When we made it over to California Adventure, I talked her into going on a ride called Soarin’ Over California. Of course, simply judging by the name, she was dubious. Another flying ride! But I made her go on it anyway.

If you’re not familiar with it: Soarin’ Over California simulates a trip over California in a hangglider. You sit in a big bench seat, strapped in, and get lifted into the air in front of a huge, floor-to-ceiling, 180-degree movie screen. Wind blows in your face. When you fly over the redwoods, you smell pine; when you fly over orange groves you get a faint whiff of oranges. It’s incredibly immersive and maybe the one thing that makes those Parkhopper tickets worth it, at least for one day.

As we were exiting the ride, I asked my mother what she thought about it. She waved me off. Oh great, I thought. She hated it. I don’t get it! It wasn’t the least bit scary or motion-sickness-inducing! When we got outside the ride, I asked her again, and she took off her sunglasses.
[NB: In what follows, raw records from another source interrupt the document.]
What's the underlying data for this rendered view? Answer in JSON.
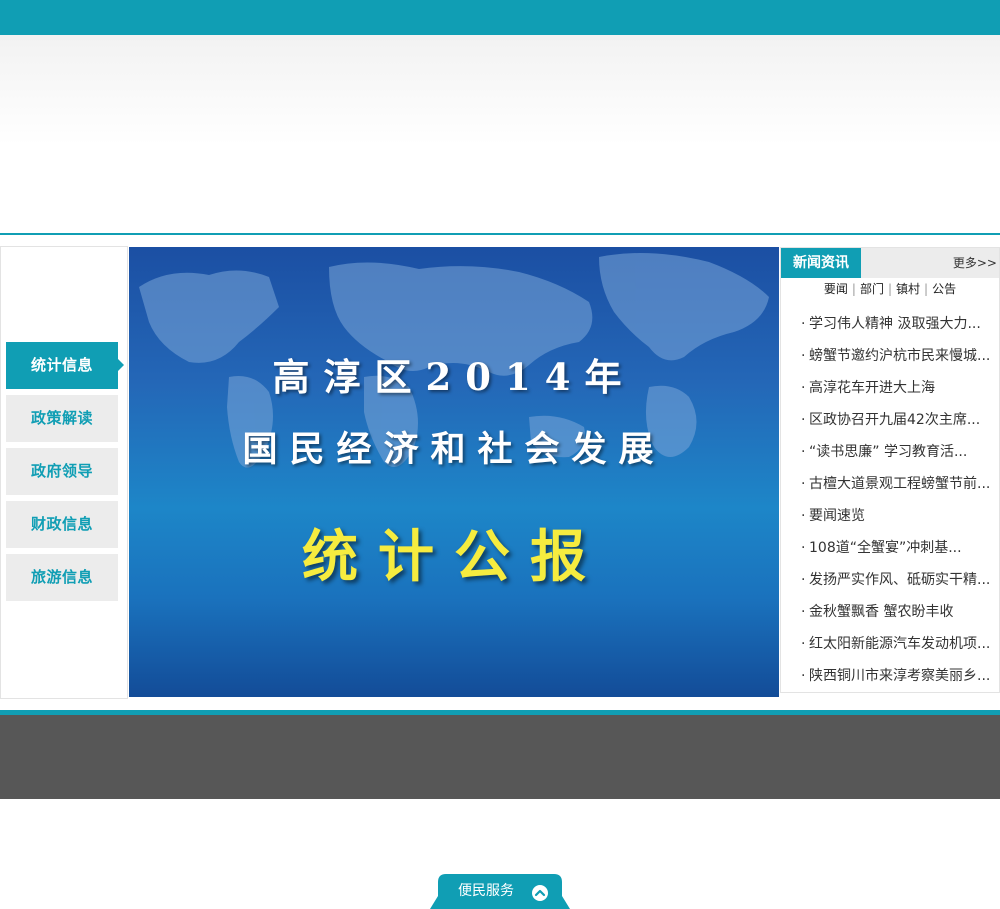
{
  "sidebar": {
    "items": [
      {
        "label": "统计信息",
        "active": true
      },
      {
        "label": "政策解读"
      },
      {
        "label": "政府领导"
      },
      {
        "label": "财政信息"
      },
      {
        "label": "旅游信息"
      }
    ]
  },
  "banner": {
    "line1": "高淳区2014年",
    "line2": "国民经济和社会发展",
    "line3": "统计公报"
  },
  "news": {
    "title": "新闻资讯",
    "more": "更多>>",
    "tabs": [
      "要闻",
      "部门",
      "镇村",
      "公告"
    ],
    "bullet": "·",
    "items": [
      "学习伟人精神 汲取强大力...",
      "螃蟹节邀约沪杭市民来慢城...",
      "高淳花车开进大上海",
      "区政协召开九届42次主席...",
      "“读书思廉” 学习教育活...",
      "古檀大道景观工程螃蟹节前...",
      "要闻速览",
      "108道“全蟹宴”冲刺基...",
      "发扬严实作风、砥砺实干精...",
      "金秋蟹飘香 蟹农盼丰收",
      "红太阳新能源汽车发动机项...",
      "陕西铜川市来淳考察美丽乡..."
    ]
  },
  "service": {
    "label": "便民服务"
  },
  "colors": {
    "accent": "#109eb4",
    "footer": "#575757",
    "banner_highlight": "#f6ec3f"
  }
}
There were tears in her eyes.

My mom is 66 years old and spent most of her teen years and adulthood in California. She had memories of every single place we flew over, and the immersive nature of the ride brought them all rushing back. “I just love this state so damn much,” she said to me, voice a bit strangled.

One of the biggest traps we can fall into as designers is to conflate mediums and genres. I never thought a theme park ride could make my mother cry! And, of course, the only reason it hadn’t happened was because no one had tried to do it. This revelation isn’t exactly news in the game design world, thanks to the Wii and the Kinect and the iPad and the 3DS, but it seems like it is a lesson we are resistant to learning. Maybe it’s because people who make games now are people who loved games as they were, and everyone wants to design games that they themselves will love and play.

(Incidentally: THIS is the reason it’s so important to do outreach and inclusiveness to attract women, people of color and others with diverse backgrounds and experiences to design games! Our medium wants to be as loved and respected as cinema, but it will not be until it is embraced by EVERY walk of life the way that cinema has been; and that happened through more and more people wanting to share their unique visions through film.)

Whatever the reason, we limit ourselves when we think that a medium belongs only to a certain demographic: roleplaying games are for dorky guys aged 16-30. Social games are for housewives aged 30-40. Console games are for bros aged 18-24. The Wii is for kids.

Has there ever been a video game that made my mother cry? No, but then, I don’t think anyone has designed an experience in a video game to make her cry, either.